Et la Cour d’ajouter qu’ « il importe que soit respectée une adéquation, aussi stricte que possible, entre les remboursements de frais de déplacements sollicités par les professionnels de santé et les charges inhérentes à ces trajets, outre les pertes subies au regard de leur activité, et que l’indemnisation reste constamment à la mesure de la distance parcourue, notamment réduite à un forfait, pour les trajets les plus limités dans l’espace ou circonscrits au périmètre d’une agglomération, ou corrigée en considération de la localisation du domicile de l’assuré bénéficiaire de soins à domicile par rapport au domicile professionnel du praticien le plus proche. »

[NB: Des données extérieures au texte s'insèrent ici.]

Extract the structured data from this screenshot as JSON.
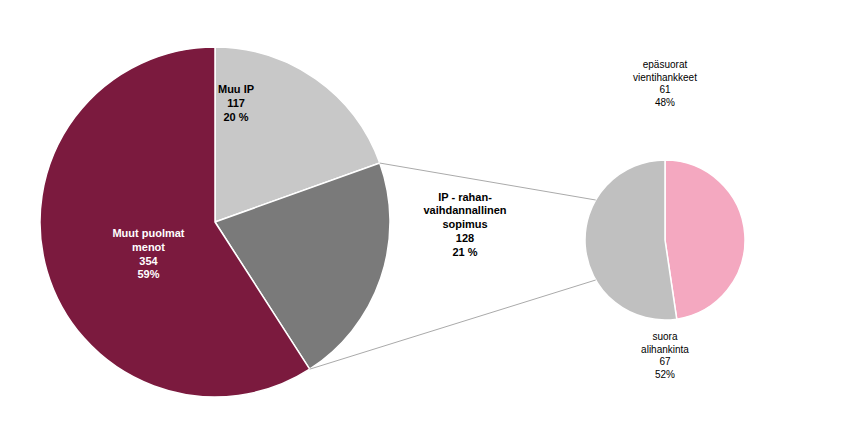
{
  "chart_data": [
    {
      "type": "pie",
      "categories": [
        "Muu IP",
        "IP - rahan-\nvaihdannallinen\nsopimus",
        "Muut puolmat\nmenot"
      ],
      "values": [
        117,
        128,
        354
      ],
      "shares": [
        20,
        21,
        59
      ],
      "share_labels": [
        "20 %",
        "21 %",
        "59%"
      ],
      "colors": [
        "#C8C8C8",
        "#7A7A7A",
        "#7B1A3E"
      ]
    },
    {
      "type": "pie",
      "categories": [
        "epäsuorat\nvientihankkeet",
        "suora\nalihankinta"
      ],
      "values": [
        61,
        67
      ],
      "shares": [
        48,
        52
      ],
      "share_labels": [
        "48%",
        "52%"
      ],
      "colors": [
        "#F4A8C0",
        "#C0C0C0"
      ]
    }
  ]
}
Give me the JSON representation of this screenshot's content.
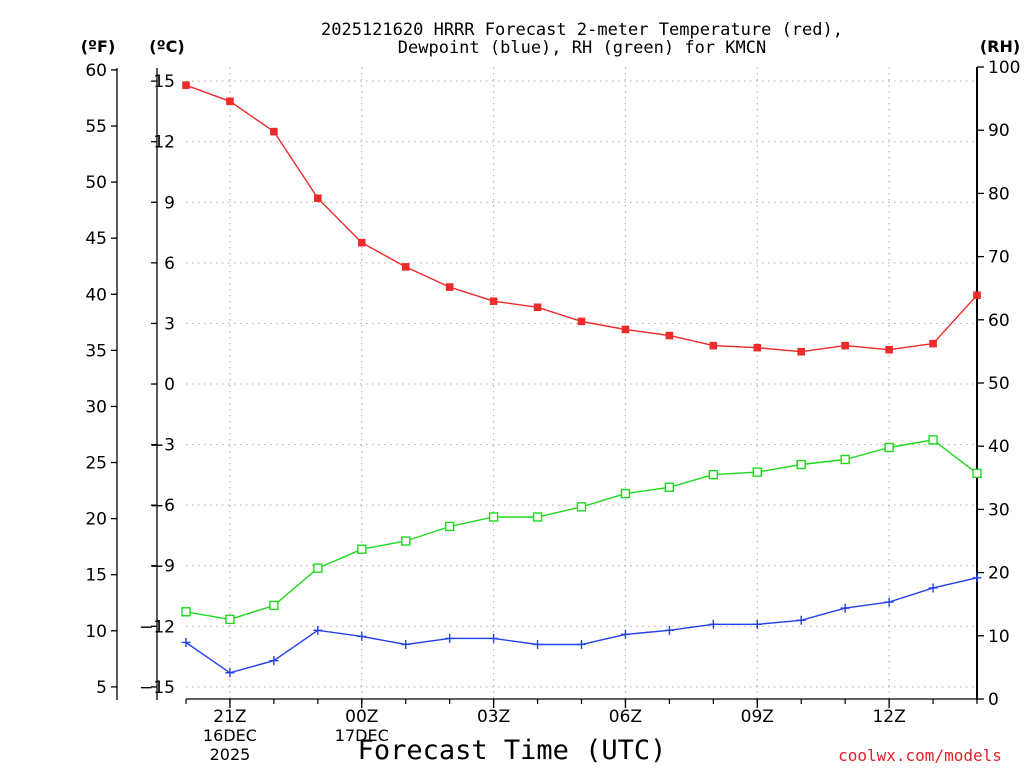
{
  "chart_data": {
    "type": "line",
    "title_line1": "2025121620 HRRR Forecast 2-meter Temperature (red),",
    "title_line2": "Dewpoint (blue), RH (green) for KMCN",
    "xlabel": "Forecast Time (UTC)",
    "credit": "coolwx.com/models",
    "left_f_unit": "(ºF)",
    "left_c_unit": "(ºC)",
    "right_unit": "(RH)",
    "x_range": [
      20,
      38
    ],
    "celsius_range": [
      -15.6,
      15.7
    ],
    "rh_range": [
      0,
      100
    ],
    "fahrenheit_ticks": [
      "60",
      "55",
      "50",
      "45",
      "40",
      "35",
      "30",
      "25",
      "20",
      "15",
      "10",
      "5"
    ],
    "celsius_ticks": [
      "15",
      "12",
      "9",
      "6",
      "3",
      "0",
      "−3",
      "−6",
      "−9",
      "−12",
      "−15"
    ],
    "rh_ticks": [
      "100",
      "90",
      "80",
      "70",
      "60",
      "50",
      "40",
      "30",
      "20",
      "10",
      "0"
    ],
    "x_ticks": [
      {
        "label": "21Z",
        "hour": 21
      },
      {
        "label": "00Z",
        "hour": 24
      },
      {
        "label": "03Z",
        "hour": 27
      },
      {
        "label": "06Z",
        "hour": 30
      },
      {
        "label": "09Z",
        "hour": 33
      },
      {
        "label": "12Z",
        "hour": 36
      }
    ],
    "date_labels": [
      {
        "hour": 21,
        "day": "16DEC",
        "year": "2025"
      },
      {
        "hour": 24,
        "day": "17DEC",
        "year": ""
      }
    ],
    "hours": [
      20,
      21,
      22,
      23,
      24,
      25,
      26,
      27,
      28,
      29,
      30,
      31,
      32,
      33,
      34,
      35,
      36,
      37,
      38
    ],
    "series": [
      {
        "name": "2-meter Temperature",
        "axis": "celsius",
        "color": "#ee2a2a",
        "marker": "filled-square",
        "values": [
          14.8,
          14.0,
          12.5,
          9.2,
          7.0,
          5.8,
          4.8,
          4.1,
          3.8,
          3.1,
          2.7,
          2.4,
          1.9,
          1.8,
          1.6,
          1.9,
          1.7,
          2.0,
          4.4
        ]
      },
      {
        "name": "Dewpoint",
        "axis": "celsius",
        "color": "#2440e8",
        "marker": "plus",
        "values": [
          -12.8,
          -14.3,
          -13.7,
          -12.2,
          -12.5,
          -12.9,
          -12.6,
          -12.6,
          -12.9,
          -12.9,
          -12.4,
          -12.2,
          -11.9,
          -11.9,
          -11.7,
          -11.1,
          -10.8,
          -10.1,
          -9.6
        ]
      },
      {
        "name": "Relative Humidity",
        "axis": "rh",
        "color": "#1fd81f",
        "marker": "open-square",
        "values": [
          13.8,
          12.6,
          14.8,
          20.7,
          23.7,
          25.0,
          27.3,
          28.8,
          28.8,
          30.4,
          32.5,
          33.5,
          35.5,
          35.9,
          37.1,
          37.9,
          39.8,
          41.0,
          35.7
        ]
      }
    ]
  }
}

Partant de ce principe, la Cour d’Appel a entériné un calcul purement statistique établi à partir du kilométrage relevé lors d’une révision du véhicule de l’infirmier (!), auquel elle a appliqué un pourcentage de 52,80%, parce que le montant des soins prodigués à des patients dépendant de la CPAM représentait 52,80% du chiffre d’affaires de l’infirmier sur la période considérée.

La Cour d’Appel s’est certainement rendu compte de l’absurdité de ce calcul puisqu’elle prend soin d’indiquer qu’à aucun moment le mode de calcul n’a été critiqué par l’infirmier : le juge ne se prononce que sur ce qui lui est demandé…. Sauf dans certains cas bien précis, si l’une des parties oublie de contester un point, le juge ne viendra pas à son secours. En l’espèce on peut penser que l’infirmier a eu peur d’ « affaiblir » son argumentation principale, en discutant le mode de calcul.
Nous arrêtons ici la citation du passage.